Delgado v. Amenabar
REITERATIONFacts
The Antecedents: Plaintiffs-appellees Enrique Delgado and Concepcion Figueroa instituted an action against defendant-appellant Agustin Amenabar to recover the sum of P2,261. The debt arose from various transactions concerning the rent and use of a hacienda owned by the plaintiffs. A settlement of accounts occurred on February 11, 1908, and subsequently, on March 5, 1908, the defendant signed an obligation (Exhibit A) acknowledging an indebtedness of P2,261 to the plaintiffs, resulting from the liquidation of accounts based on a compromise agreement. Procedural History: The Court of First Instance of Occidental Negros rendered judgment in favor of the plaintiffs for the amount claimed. The defendant appealed this decision. The Petition: The defendant insisted that the action was prematurely brought and that Exhibit A, the document forming the basis of the action, was null and void because the required internal-revenue stamps were not affixed thereto, as mandated by section 58 of Act No. 1189.
Issue(s)
Whether the action was prematurely brought. Whether Exhibit A, the promissory note, is null and void due to the absence of internal-revenue stamps.
Ruling
The Supreme Court affirmed the judgment of the lower court, ordering the defendant-appellant to pay the plaintiffs-appellees the sum of P2,261, with costs against the appellant.
Ratio Decidendi
On the issue of premature action: The Court held that the obligation (Exhibit A) was pure, simple, and unconditional, with no date fixed for its fulfillment.

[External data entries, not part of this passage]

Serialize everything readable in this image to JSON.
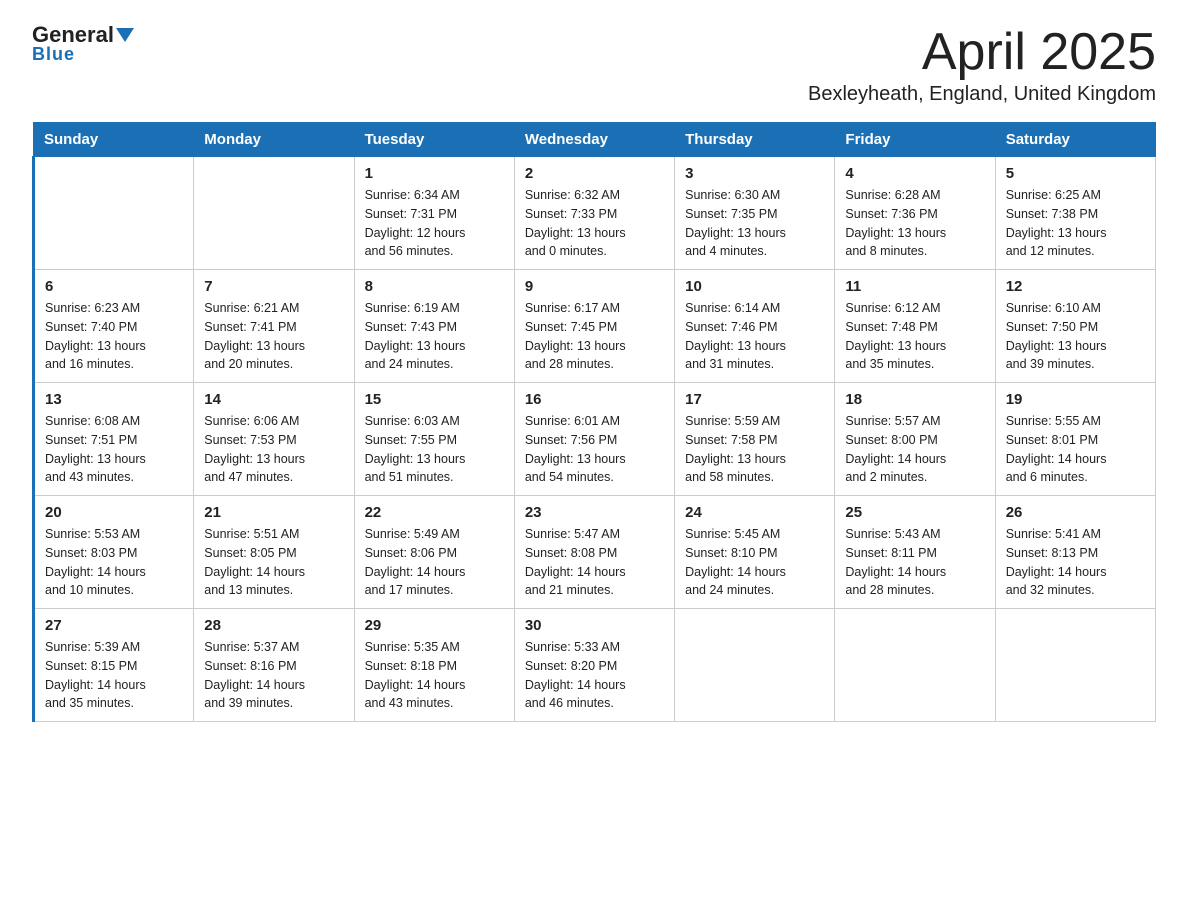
{
  "header": {
    "logo_general": "General",
    "logo_blue": "Blue",
    "title": "April 2025",
    "subtitle": "Bexleyheath, England, United Kingdom"
  },
  "days_of_week": [
    "Sunday",
    "Monday",
    "Tuesday",
    "Wednesday",
    "Thursday",
    "Friday",
    "Saturday"
  ],
  "weeks": [
    [
      {
        "day": "",
        "info": ""
      },
      {
        "day": "",
        "info": ""
      },
      {
        "day": "1",
        "info": "Sunrise: 6:34 AM\nSunset: 7:31 PM\nDaylight: 12 hours\nand 56 minutes."
      },
      {
        "day": "2",
        "info": "Sunrise: 6:32 AM\nSunset: 7:33 PM\nDaylight: 13 hours\nand 0 minutes."
      },
      {
        "day": "3",
        "info": "Sunrise: 6:30 AM\nSunset: 7:35 PM\nDaylight: 13 hours\nand 4 minutes."
      },
      {
        "day": "4",
        "info": "Sunrise: 6:28 AM\nSunset: 7:36 PM\nDaylight: 13 hours\nand 8 minutes."
      },
      {
        "day": "5",
        "info": "Sunrise: 6:25 AM\nSunset: 7:38 PM\nDaylight: 13 hours\nand 12 minutes."
      }
    ],
    [
      {
        "day": "6",
        "info": "Sunrise: 6:23 AM\nSunset: 7:40 PM\nDaylight: 13 hours\nand 16 minutes."
      },
      {
        "day": "7",
        "info": "Sunrise: 6:21 AM\nSunset: 7:41 PM\nDaylight: 13 hours\nand 20 minutes."
      },
      {
        "day": "8",
        "info": "Sunrise: 6:19 AM\nSunset: 7:43 PM\nDaylight: 13 hours\nand 24 minutes."
      },
      {
        "day": "9",
        "info": "Sunrise: 6:17 AM\nSunset: 7:45 PM\nDaylight: 13 hours\nand 28 minutes."
      },
      {
        "day": "10",
        "info": "Sunrise: 6:14 AM\nSunset: 7:46 PM\nDaylight: 13 hours\nand 31 minutes."
      },
      {
        "day": "11",
        "info": "Sunrise: 6:12 AM\nSunset: 7:48 PM\nDaylight: 13 hours\nand 35 minutes."
      },
      {
        "day": "12",
        "info": "Sunrise: 6:10 AM\nSunset: 7:50 PM\nDaylight: 13 hours\nand 39 minutes."
      }
    ],
    [
      {
        "day": "13",
        "info": "Sunrise: 6:08 AM\nSunset: 7:51 PM\nDaylight: 13 hours\nand 43 minutes."
      },
      {
        "day": "14",
        "info": "Sunrise: 6:06 AM\nSunset: 7:53 PM\nDaylight: 13 hours\nand 47 minutes."
      },
      {
        "day": "15",
        "info": "Sunrise: 6:03 AM\nSunset: 7:55 PM\nDaylight: 13 hours\nand 51 minutes."
      },
      {
        "day": "16",
        "info": "Sunrise: 6:01 AM\nSunset: 7:56 PM\nDaylight: 13 hours\nand 54 minutes."
      },
      {
        "day": "17",
        "info": "Sunrise: 5:59 AM\nSunset: 7:58 PM\nDaylight: 13 hours\nand 58 minutes."
      },
      {
        "day": "18",
        "info": "Sunrise: 5:57 AM\nSunset: 8:00 PM\nDaylight: 14 hours\nand 2 minutes."
      },
      {
        "day": "19",
        "info": "Sunrise: 5:55 AM\nSunset: 8:01 PM\nDaylight: 14 hours\nand 6 minutes."
      }
    ],
    [
      {
        "day": "20",
        "info": "Sunrise: 5:53 AM\nSunset: 8:03 PM\nDaylight: 14 hours\nand 10 minutes."
      },
      {
        "day": "21",
        "info": "Sunrise: 5:51 AM\nSunset: 8:05 PM\nDaylight: 14 hours\nand 13 minutes."
      },
      {
        "day": "22",
        "info": "Sunrise: 5:49 AM\nSunset: 8:06 PM\nDaylight: 14 hours\nand 17 minutes."
      },
      {
        "day": "23",
        "info": "Sunrise: 5:47 AM\nSunset: 8:08 PM\nDaylight: 14 hours\nand 21 minutes."
      },
      {
        "day": "24",
        "info": "Sunrise: 5:45 AM\nSunset: 8:10 PM\nDaylight: 14 hours\nand 24 minutes."
      },
      {
        "day": "25",
        "info": "Sunrise: 5:43 AM\nSunset: 8:11 PM\nDaylight: 14 hours\nand 28 minutes."
      },
      {
        "day": "26",
        "info": "Sunrise: 5:41 AM\nSunset: 8:13 PM\nDaylight: 14 hours\nand 32 minutes."
      }
    ],
    [
      {
        "day": "27",
        "info": "Sunrise: 5:39 AM\nSunset: 8:15 PM\nDaylight: 14 hours\nand 35 minutes."
      },
      {
        "day": "28",
        "info": "Sunrise: 5:37 AM\nSunset: 8:16 PM\nDaylight: 14 hours\nand 39 minutes."
      },
      {
        "day": "29",
        "info": "Sunrise: 5:35 AM\nSunset: 8:18 PM\nDaylight: 14 hours\nand 43 minutes."
      },
      {
        "day": "30",
        "info": "Sunrise: 5:33 AM\nSunset: 8:20 PM\nDaylight: 14 hours\nand 46 minutes."
      },
      {
        "day": "",
        "info": ""
      },
      {
        "day": "",
        "info": ""
      },
      {
        "day": "",
        "info": ""
      }
    ]
  ]
}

Under the Civil Code, payment could be demanded at once, as there was no evidence or inference from the nature of the obligation that the plaintiffs intended to grant an extension of time for payment. The Court cited Floriano vs. Delgado and Article 1128 of the Civil Code to support the principle that payment of an unconditional obligation is demandable immediately unless an extension is explicitly granted or can be inferred. Therefore, the action commenced on November 23, 1908, after demand was made, was not premature. On the issue of the nullity of Exhibit A: The Court acknowledged that Section 58 of Act No. 1189 states that a document to which stamps are not affixed as required shall be void until rendered valid by the affixture of proper stamps. It was the duty of the defendant, as the maker of the note, to pay for and affix the stamps. The Court noted that the stamps were never affixed to the note. However, the Court reasoned that even if the note (Exhibit A) were discarded due to the missing stamps, there was still abundant testimony in the record to support the judgment. Plaintiff Enrique Delgado testified positively that the defendant justly owed them the sum of P2,261. The defendant himself admitted signing both Exhibits A and B and did not deny the correctness of the amount or that he justly owed the plaintiffs. This testimony, independent of the note, established the debt.
Main Doctrine
A document, such as a promissory note, to which internal revenue stamps are not affixed as required by law, is void until rendered valid by the affixture of the proper stamps. However, the underlying obligation may still be enforced through other evidence if the note itself is discarded.